Dear friends,
During this season of Advent, I’ve been thinking a lot about “hope.” What is hope anyway? What does it look like? What color is it?
I posed this question to a group of folks and received this response.
What is hope? The past few weeks have been very difficult for me. Just as my MS has caused my legs to be nonfunctional, it is also threatening to do the same with my large intestine. Without “too much information” let me just say that I have been in a lot of pain and have had to go into the hospital to be “cleaned out” twice. For some reason, this inside pain also seems to mess with my mind. I find it hard to concentrate on other activities, and frankly I’m learning about hope through its scarcity. That’s not all that bad. Sometimes the best way to appreciate something is to notice it when it’s gone (didn’t Joni Mitchell sing a song “don’t it always go to show? You don’t know what you’ve got till it’s gone).
For me, Hope is directing our thoughts to a future more attuned to the will of God. A funny thing happened while I was typing the last sentence. a few hours ago, when I was feeling especially blue, I called a friend that I haven’t talked to for over a year. Although I knew she was a nurse,I had forgotten that she had worked for years with a gastroenterologist. She just called back, and listened to my symptoms and my recent problems, and offered some great suggestions for how to proceed. It’s a funny thing: my pain is still there, but it no longer is dictating my future….
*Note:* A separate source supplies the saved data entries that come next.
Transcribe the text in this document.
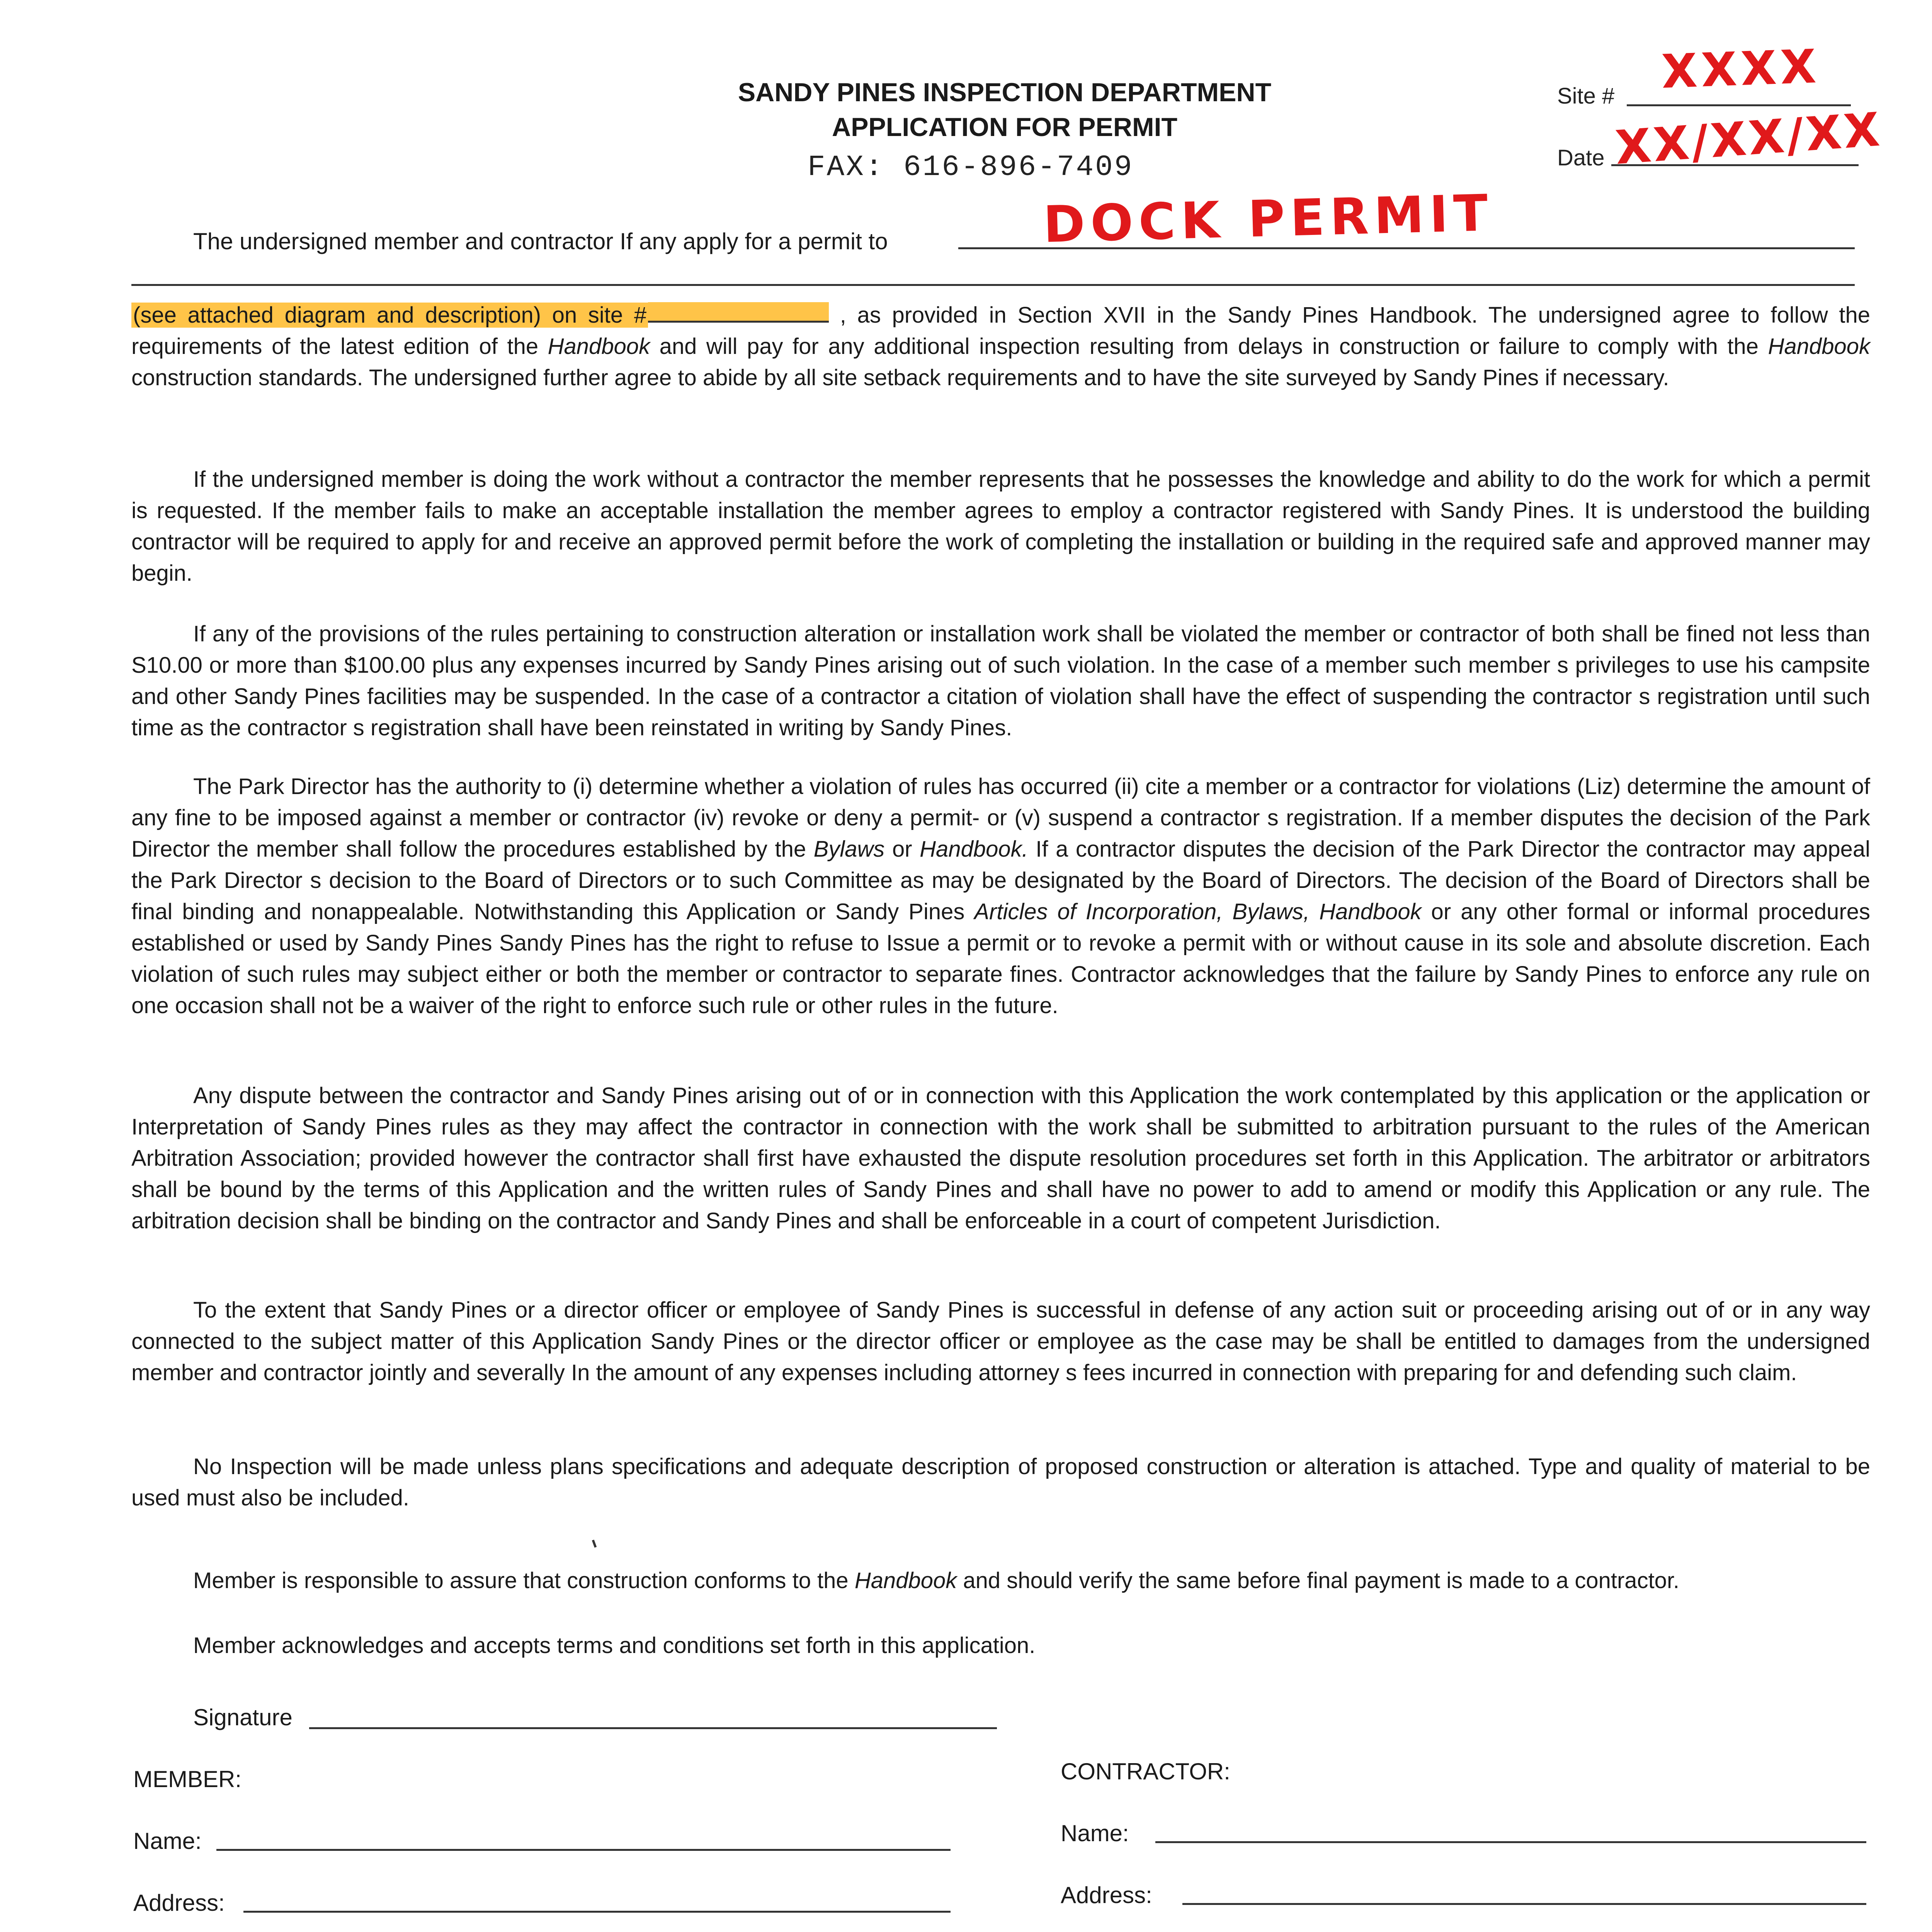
SANDY PINES INSPECTION DEPARTMENT
APPLICATION FOR PERMIT
FAX: 616-896-7409
Site # XXXX
Date XX/XX/XX
The undersigned member and contractor If any apply for a permit to	DOCK PERMIT
(see attached diagram and description) on site #	, as provided in Section XVII in the Sandy Pines Handbook. The undersigned agree to follow the requirements of the latest edition of the Handbook and will pay for any additional inspection resulting from delays in construction or failure to comply with the Handbook construction standards. The undersigned further agree to abide by all site setback requirements and to have the site surveyed by Sandy Pines if necessary.
If the undersigned member is doing the work without a contractor the member represents that he possesses the knowledge and ability to do the work for which a permit is requested. If the member fails to make an acceptable installation the member agrees to employ a contractor registered with Sandy Pines. It is understood the building contractor will be required to apply for and receive an approved permit before the work of completing the installation or building in the required safe and approved manner may begin.
If any of the provisions of the rules pertaining to construction alteration or installation work shall be violated the member or contractor of both shall be fined not less than S10.00 or more than $100.00 plus any expenses incurred by Sandy Pines arising out of such violation. In the case of a member such member s privileges to use his campsite and other Sandy Pines facilities may be suspended. In the case of a contractor a citation of violation shall have the effect of suspending the contractor s registration until such time as the contractor s registration shall have been reinstated in writing by Sandy Pines.
The Park Director has the authority to (i) determine whether a violation of rules has occurred (ii) cite a member or a contractor for violations (Liz) determine the amount of any fine to be imposed against a member or contractor (iv) revoke or deny a permit- or (v) suspend a contractor s registration. If a member disputes the decision of the Park Director the member shall follow the procedures established by the Bylaws or Handbook. If a contractor disputes the decision of the Park Director the contractor may appeal the Park Director s decision to the Board of Directors or to such Committee as may be designated by the Board of Directors. The decision of the Board of Directors shall be final binding and nonappealable. Notwithstanding this Application or Sandy Pines Articles of Incorporation, Bylaws, Handbook or any other formal or informal procedures established or used by Sandy Pines Sandy Pines has the right to refuse to Issue a permit or to revoke a permit with or without cause in its sole and absolute discretion. Each violation of such rules may subject either or both the member or contractor to separate fines. Contractor acknowledges that the failure by Sandy Pines to enforce any rule on one occasion shall not be a waiver of the right to enforce such rule or other rules in the future.
Any dispute between the contractor and Sandy Pines arising out of or in connection with this Application the work contemplated by this application or the application or Interpretation of Sandy Pines rules as they may affect the contractor in connection with the work shall be submitted to arbitration pursuant to the rules of the American Arbitration Association; provided however the contractor shall first have exhausted the dispute resolution procedures set forth in this Application. The arbitrator or arbitrators shall be bound by the terms of this Application and the written rules of Sandy Pines and shall have no power to add to amend or modify this Application or any rule. The arbitration decision shall be binding on the contractor and Sandy Pines and shall be enforceable in a court of competent Jurisdiction.
To the extent that Sandy Pines or a director officer or employee of Sandy Pines is successful in defense of any action suit or proceeding arising out of or in any way connected to the subject matter of this Application Sandy Pines or the director officer or employee as the case may be shall be entitled to damages from the undersigned member and contractor jointly and severally In the amount of any expenses including attorney s fees incurred in connection with preparing for and defending such claim.
No Inspection will be made unless plans specifications and adequate description of proposed construction or alteration is attached. Type and quality of material to be used must also be included.
Member is responsible to assure that construction conforms to the Handbook and should verify the same before final payment is made to a contractor.
Member acknowledges and accepts terms and conditions set forth in this application.
Signature
MEMBER:
Name:
Address:
CONTRACTOR:
Name:
Address:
I had a dream the other night that gave me hope. good friends and family, both living and dead surrounded me. I was laying back on a large blue blanket and they were all holding the edge of the blanket. They told me to lean back and let them carry me.
hope is a pregnant woman with new life growing inside of her.
Hope is a flower bulb buried in frozen soil beneath the snow silent and still, yet waiting and ready
Hope is Jesus Christ who unfailingly and unflinchingly and unconditionally keeps on loving us.
What is hope to you? [dt]
3 Comments
It is important to discern feelings of hopelessness from depression which must be discerned from disability fatique (DF).
DF is normal and occurs because there are no breaks from disability,and all that entails (medical, logistical, relational, access, attitudes of others,
etc.) It is tiring and depleting and we’re entitled to time out to feel bad, acknowledge the hurt, grief, etc., and then to nurture ourselves in some life-giving
way so we can
return to life as it is.
The recurring cycle of grief also has to be acknowledged. We grieve whenever there is a change in our condition for loss of ability–real, perceived or
hoped for;
loss of work, dreams, hopes, plans, etc. If we recognize and honor each loss,
we will soon recognize grief and move through it as part of our lives. Likewise, depression is a common experience of living with disability. Unacknowledged
it can lead to hopelessness. If we dialogue with depression, it will tell us what it wants and aid us in our spiritual
journey.
Like you, I have found that God uses me as I am, not as I might have hoped or planned. I am always humbled by those experiences where people say they were
touched by my simply doing what I do as a priest–as I am. God has spoken through my disability more often than not. I’m sure everyone of us has experienced
God using our “weaknesses” in ways that power cannot and will not witness to God.
Christmas reminds us that God came to earth as a vulnerable baby, in a lowly manager, born to parents without power or riches. Jesus power to heal came
not from worldly power but from a life grounded in God and prayer, and a willingness to endure suffering and betrayal, while also forgiving and repeatedly
letting go of anger, hurt, temptation, and judging others. He also demonstrated that new life follows crucifixion and death. Therein lies our deepest
hope and perhaps our greatest gift to others.
Each of us has most likely experienced many crucifixions in living with disability. Yet we rise each day and witness to others God’s presence, strength
and grace as we live and work with disability or illness. We’ll never know all the people who saw or heard God Incarnate in us teaching them how to face
life and go forward. Thanks be to God for God’s gift of grace enabling each of us to love and serve God as we are, in the image of God.
Hope is believing that I, who am not disabled, can make a difference for my children, who are.
Hope is believing that my children will become self-reliant, grow confident, and be able to get along in society however that manifests itself for them.
Hope is believing that someday I will be called to serve a church again, and that my children will be welcomed with open arms by that church.
Hope is believing that someday I can share my faith in God with my children and they will understand what I am talking about even if they don’t agree with me.
Hope is believing that Jesus meant it when he said that children are the kingdom of heaven because my children will probably always be children no matter what age they reach.
Hope is not letting depression get in the way of doing what needs to be done.
Hope is many things to parents of special needs children. Most of all, we hope our children grow up.